5. Depreciation on Leased Aircrafts:
The AO restricted depreciation on leased aircrafts to 15% instead of 40%. The Tribunal restored the issue to the AO for examining the assessee's claim that the expenditure should be treated as revenue expenditure, as the aircrafts were leased, not owned.

6. Expenses on Issue of FCCBs:
The AO amortized FCCB issue expenses over five years. The Tribunal upheld the Commissioner (Appeals) decision allowing the entire expenditure in the year incurred, referencing the Supreme Court decision in Taparia Tools Ltd. vs. JCIT.

7. Deferred Revenue Expenses on Training and License of Pilots:
The AO allowed only 1/5th of the deferred revenue expenses claimed by the assessee. The Tribunal upheld the Commissioner (Appeals) decision allowing the full expenditure in the year incurred, citing the Supreme Court decision in Taparia Tools Ltd.

8. Disallowance under Section 40(a)(i) for Various Payments:
The AO disallowed various expenses under Section 40(a)(i) for non-deduction of TDS. The Tribunal upheld the Commissioner (Appeals) decision, noting that supplemental rent and other payments were not taxable in India under the relevant DTAA provisions, and therefore, no TDS was required.

9. Premium Payable on Redemption of FCCBs:
The AO disallowed the premium payable on redemption of FCCBs as capital expenditure. The Tribunal upheld the Commissioner (Appeals) decision allowing the premium as revenue expenditure, consistent with the treatment in earlier years.

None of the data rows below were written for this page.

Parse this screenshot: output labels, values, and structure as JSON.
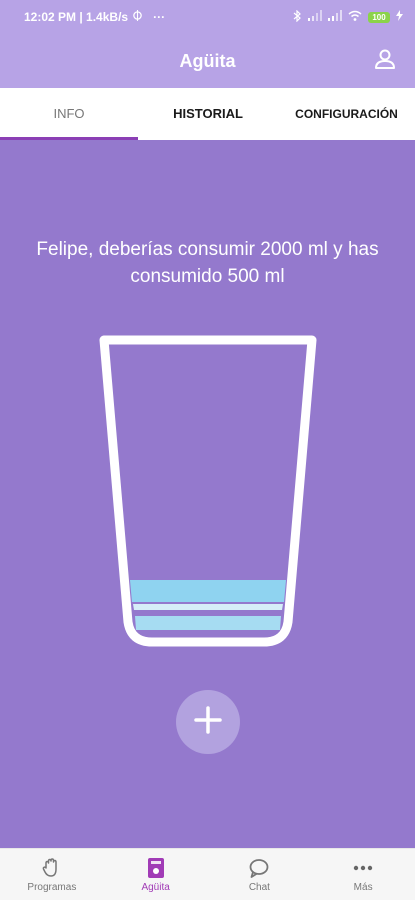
{
  "status_bar": {
    "time_info": "12:02 PM | 1.4kB/s",
    "dots": "···",
    "battery": "100"
  },
  "app_bar": {
    "title": "Agüita"
  },
  "tabs": [
    {
      "label": "INFO"
    },
    {
      "label": "HISTORIAL"
    },
    {
      "label": "CONFIGURACIÓN"
    }
  ],
  "main": {
    "message": "Felipe, deberías consumir 2000 ml y has consumido 500 ml"
  },
  "bottom_nav": [
    {
      "label": "Programas",
      "icon": "hand-icon"
    },
    {
      "label": "Agüita",
      "icon": "water-glass-icon"
    },
    {
      "label": "Chat",
      "icon": "chat-icon"
    },
    {
      "label": "Más",
      "icon": "more-icon"
    }
  ],
  "colors": {
    "background": "#9479cd",
    "app_bar": "#b7a3e6",
    "accent": "#a13bb6",
    "water": "#8fd3f0"
  }
}
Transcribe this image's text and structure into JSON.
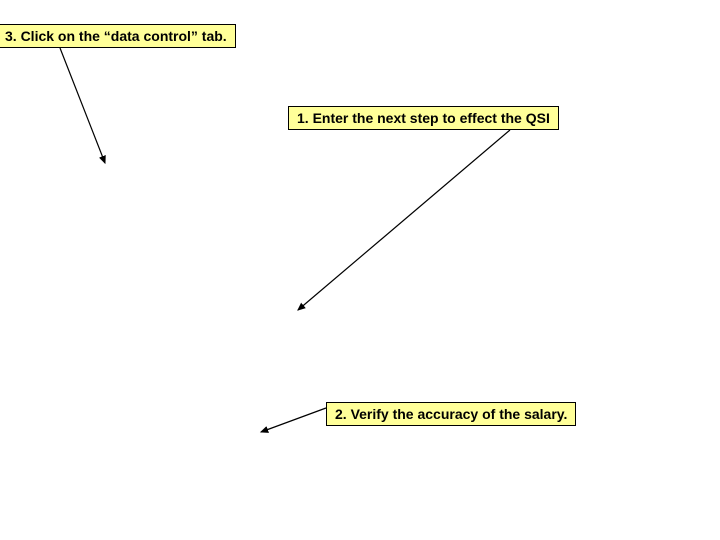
{
  "callouts": {
    "step3": "3.  Click on the “data control” tab.",
    "step1": "1. Enter the next step to effect the QSI",
    "step2": "2. Verify the accuracy of the salary."
  },
  "colors": {
    "callout_bg": "#ffff99",
    "border": "#000000"
  }
}
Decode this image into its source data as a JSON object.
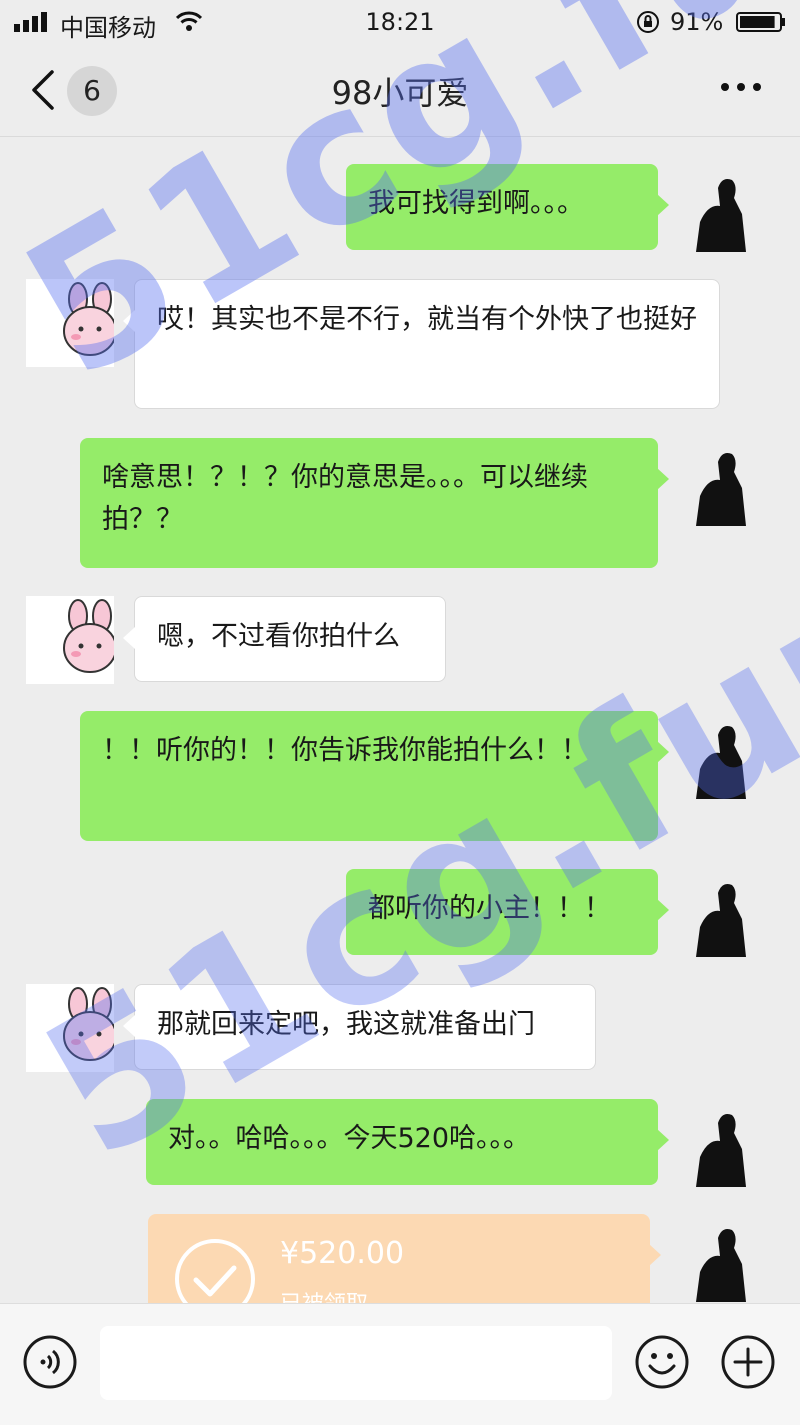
{
  "status_bar": {
    "carrier": "中国移动",
    "time": "18:21",
    "battery_percent": "91%",
    "battery_level": 0.91
  },
  "nav": {
    "unread_count": "6",
    "title": "98小可爱"
  },
  "messages": [
    {
      "side": "right",
      "text": "我可找得到啊。。。"
    },
    {
      "side": "left",
      "text": "哎！其实也不是不行，就当有个外快了也挺好"
    },
    {
      "side": "right",
      "text": "啥意思！？！？你的意思是。。。可以继续拍？？"
    },
    {
      "side": "left",
      "text": "嗯，不过看你拍什么"
    },
    {
      "side": "right",
      "text": "！！听你的！！你告诉我你能拍什么！！"
    },
    {
      "side": "right",
      "text": "都听你的小主！！！"
    },
    {
      "side": "left",
      "text": "那就回来定吧，我这就准备出门"
    },
    {
      "side": "right",
      "text": "对。。哈哈。。。今天520哈。。。"
    }
  ],
  "transfer": {
    "amount": "¥520.00",
    "status": "已被领取"
  },
  "watermark": {
    "text": "51cg.fun",
    "color": "#546ef0"
  },
  "colors": {
    "sent_bubble": "#95ec69",
    "received_bubble": "#ffffff",
    "background": "#ededed",
    "transfer": "#fcd9b3"
  }
}
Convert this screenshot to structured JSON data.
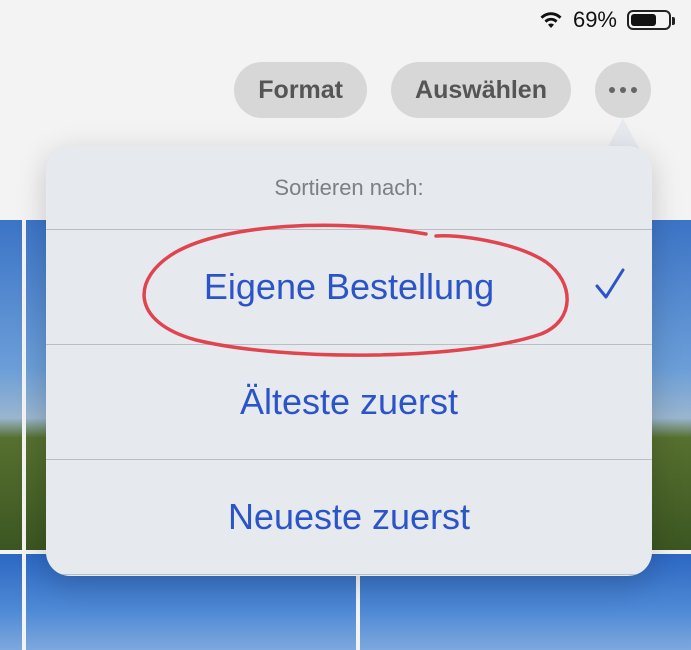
{
  "status_bar": {
    "battery_percent_text": "69%",
    "battery_level": 0.69,
    "icons": [
      "wifi-icon",
      "battery-icon"
    ]
  },
  "toolbar": {
    "format_label": "Format",
    "select_label": "Auswählen",
    "more_icon": "ellipsis-icon"
  },
  "menu": {
    "header": "Sortieren nach:",
    "items": [
      {
        "label": "Eigene Bestellung",
        "selected": true
      },
      {
        "label": "Älteste zuerst",
        "selected": false
      },
      {
        "label": "Neueste zuerst",
        "selected": false
      }
    ],
    "check_icon": "checkmark-icon"
  },
  "colors": {
    "accent": "#2b54c8",
    "annotation": "#e0454f",
    "menu_bg": "#e6e9ee"
  }
}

10. Disallowance under Section 40A(2) for Excessive Rent:
The AO disallowed Rs.7,00,000/- as excessive rent paid to a related party. The Tribunal upheld the Commissioner (Appeals) decision deleting the disallowance, noting that the AO relied on unauthenticated information from the internet.

11. Disallowance under Section 14A for Exempt Income:
The AO disallowed Rs.59,97,880/- under Section 14A read with Rule 8D. The Tribunal upheld the Commissioner (Appeals) direction to verify the assessee's claim that no expenditure was incurred for earning exempt income in light of the Supreme Court decision in Maxopp Investments Ltd. vs. CIT.

12. Deductibility of Interest Paid under Section 201(1A):
The Tribunal upheld the disallowance of interest paid on delayed remittance of TDS, following the Madras High Court decision in Chennai Property & Investment.

Conclusion:
The appeals were partly allowed for statistical purposes or dismissed based on the detailed analysis of each issue, with directions for fresh examination or verification where necessary. The Tribunal's decisions were consistent with established legal principles and precedents.